A novel sulphate-reducing bacterium, strain SYK^T, was isolated from a xenic culture of an anaerobic protist obtained from a sulphidogenic sediment of the saline Lake Hiruga in Fukui, Japan. The results of phylogenetic analysis based on 16S rRNA gene sequences indicated that SYK^T clustered with the members of the genus Pseudodesulfovibrio. The closest relative of strain SYK^T was Pseudodesulfovibrio sediminis SF6^T, with 16S rRNA gene sequence identity of 97.43 %. Digital DNA-DNA hybridisation and average nucleotide identity values between SYK^T and species of the genus Pseudodesulfovibrio fell below the respective thresholds for species delineation, indicating that SYK^T represents a novel species of the genus Pseudodesulfovibrio. Cells measured 1.7-3.7×0.2-0.5 µm in size and were Gram-stain-negative, obligately anaerobic, motile by means of a single polar flagellum and had a curved rod or sigmoid shape. Cell growth was observed under saline conditions from pH 6.0 to 9.5 (optimum pH 8.0-9.0) and at a temperature of 10-30 °C (optimum 25 °C). SYK^T used lactate, pyruvate, fumarate, formate and H₂ as electron donors. It used sulphate, sulphite, thiosulphate and sulphur as terminal electron acceptors. Pyruvate and fumarate were fermented. Major cellular fatty acids were anteiso-C_15 : 0, C_16 : 0, anteiso-C_17 : 1ω9c, summed feature 3 (C_16 : 1ω6c and/or C_16 : 1ω7c) and summed feature 8 (C_18 : 1ω7c and/or C_18 : 1ω6c). The DNA G+C content of SYK^T was 49.4 mol%. On the basis of the the genetic and phenotypic features, SYK^T was determined to represent a novel species of the genus Pseudodesulfovibrio for which the name Pseudodesulfovibrio nedwellii sp. nov. is proposed with type strain SYK^T (=DSM 114958^T=JCM 35746^T).

Desulfoluna limicola sp. nov., a sulfate-reducing bacterium isolated from sediment of a brackish lake

A novel sulfate-reducing bacterium, strain ASN36^T, was isolated from sediment of a brackish lake in Japan. Cells of strain ASN36^T were not motile and rod-shaped, with length of 2.0-4.9 μm and width of 0.6-0.9 μm. Growth was observed at 5-35 °C with an optimum growth temperature of 25-30 °C. The pH range for growth was 6.6-8.8 with an optimum pH of 7.3. Major fatty acids were C_16:1 ω7c and C_16:0. Under sulfate-reducing conditions, strain ASN36^T utilized lactate, malate, pyruvate, butyrate, ethanol, butanol, glycerol, yeast extract and H₂/CO₂ as growth substrate. Fermentative growth occurred on malate and pyruvate. The novel isolate used sulfate, sulfite and thiosulfate as electron acceptors. The genome of strain ASN36^T is composed of a chromosome with length of 6.3 Mbp and G + C content of 55.1 mol%. Analyses of the 16S rRNA gene indicated that strain ASN36^T is related to Desulfoluna species.
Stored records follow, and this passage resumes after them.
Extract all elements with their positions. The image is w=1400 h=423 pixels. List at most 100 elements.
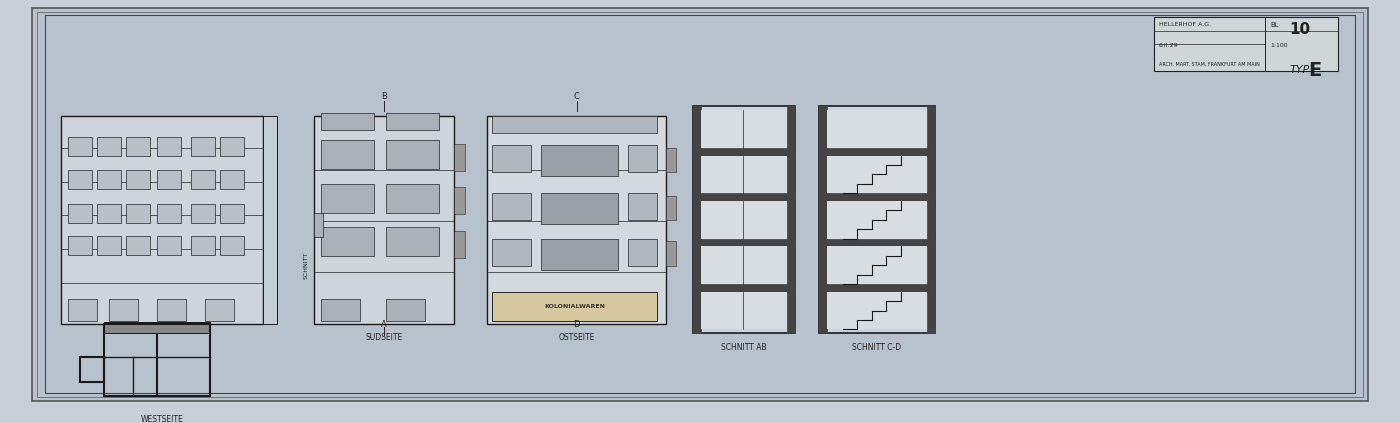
Text: SCHNITT: SCHNITT bbox=[304, 252, 309, 279]
Text: HELLERHOF A.G.: HELLERHOF A.G. bbox=[1159, 22, 1211, 27]
Bar bbox=[826, 246, 927, 284]
Bar bbox=[693, 106, 795, 333]
Bar bbox=[322, 113, 374, 130]
Bar bbox=[157, 204, 181, 223]
Bar bbox=[819, 148, 935, 156]
Bar bbox=[69, 204, 92, 223]
Text: 6.II.29: 6.II.29 bbox=[1159, 42, 1179, 47]
Bar bbox=[190, 137, 216, 157]
Bar bbox=[826, 201, 927, 239]
Bar bbox=[693, 193, 795, 201]
Bar bbox=[126, 170, 150, 190]
Bar bbox=[104, 321, 210, 333]
Text: 10: 10 bbox=[1289, 22, 1310, 37]
Bar bbox=[493, 239, 531, 266]
Bar bbox=[386, 140, 440, 169]
Bar bbox=[701, 292, 787, 330]
Bar bbox=[927, 106, 935, 333]
Bar bbox=[60, 116, 263, 324]
Bar bbox=[263, 116, 277, 324]
Text: E: E bbox=[1309, 61, 1322, 80]
Bar bbox=[322, 299, 360, 321]
Bar bbox=[693, 148, 795, 156]
Bar bbox=[220, 170, 244, 190]
Bar bbox=[693, 106, 701, 333]
Bar bbox=[693, 239, 795, 246]
Bar bbox=[627, 193, 657, 220]
Bar bbox=[69, 299, 97, 321]
Bar bbox=[69, 170, 92, 190]
Bar bbox=[190, 236, 216, 255]
Bar bbox=[190, 204, 216, 223]
Bar bbox=[493, 116, 657, 133]
Bar bbox=[97, 137, 122, 157]
Bar bbox=[104, 324, 210, 396]
Bar bbox=[322, 227, 374, 256]
Text: C: C bbox=[574, 91, 580, 101]
Text: B: B bbox=[381, 91, 386, 101]
Bar bbox=[666, 196, 676, 220]
Bar bbox=[126, 236, 150, 255]
Bar bbox=[157, 299, 186, 321]
Bar bbox=[493, 193, 531, 220]
Bar bbox=[454, 231, 465, 258]
Text: TYP: TYP bbox=[1289, 65, 1309, 75]
Bar bbox=[386, 227, 440, 256]
Bar bbox=[157, 137, 181, 157]
Bar bbox=[627, 239, 657, 266]
Bar bbox=[627, 145, 657, 172]
Bar bbox=[190, 170, 216, 190]
Text: OSTSEITE: OSTSEITE bbox=[559, 333, 595, 342]
Bar bbox=[666, 242, 676, 266]
Bar bbox=[454, 187, 465, 214]
Bar bbox=[157, 170, 181, 190]
Bar bbox=[819, 284, 935, 292]
Bar bbox=[386, 113, 440, 130]
Bar bbox=[80, 357, 104, 382]
Bar bbox=[126, 204, 150, 223]
Bar bbox=[69, 236, 92, 255]
Bar bbox=[157, 236, 181, 255]
Bar bbox=[386, 299, 424, 321]
Bar bbox=[701, 110, 787, 148]
Bar bbox=[826, 156, 927, 193]
Text: A: A bbox=[381, 319, 386, 329]
Bar bbox=[819, 193, 935, 201]
Text: ARCH. MART. STAM, FRANKFURT AM MAIN: ARCH. MART. STAM, FRANKFURT AM MAIN bbox=[1159, 62, 1260, 67]
Text: KOLONIALWAREN: KOLONIALWAREN bbox=[545, 304, 605, 309]
Bar bbox=[97, 236, 122, 255]
Bar bbox=[826, 292, 927, 330]
Bar bbox=[826, 110, 927, 148]
Bar bbox=[220, 204, 244, 223]
Bar bbox=[386, 184, 440, 212]
Text: SCHNITT C-D: SCHNITT C-D bbox=[853, 343, 902, 352]
Text: D: D bbox=[574, 319, 580, 329]
Bar bbox=[493, 292, 657, 321]
Bar bbox=[322, 184, 374, 212]
Bar bbox=[220, 236, 244, 255]
Bar bbox=[220, 137, 244, 157]
Text: SUDSEITE: SUDSEITE bbox=[365, 333, 402, 342]
Bar bbox=[109, 299, 137, 321]
Text: SCHNITT AB: SCHNITT AB bbox=[721, 343, 767, 352]
Bar bbox=[819, 106, 935, 333]
Bar bbox=[1154, 17, 1337, 71]
Bar bbox=[540, 193, 617, 224]
Bar bbox=[97, 170, 122, 190]
Text: 1:100: 1:100 bbox=[1270, 42, 1288, 47]
Bar bbox=[787, 106, 795, 333]
Bar bbox=[314, 212, 323, 236]
Bar bbox=[540, 145, 617, 176]
Bar bbox=[322, 140, 374, 169]
Bar bbox=[454, 144, 465, 171]
Bar bbox=[493, 145, 531, 172]
Bar bbox=[126, 137, 150, 157]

Overall genome relatedness indices indicated that strain ASN36^T does not belong to any existing species. In contrast to the closest relatives, strain ASN36^T lacks genes for reductive dehalogenase required for organohalide respiration and does not use halogenated aromatics as electron acceptors. On the basis of its genomic and phenotypic properties, strain ASN36^T (= DSM 111985 ^T = JCM 39257 ^T) is proposed as the type strain of a new species, Desulfoluna limicola sp. nov.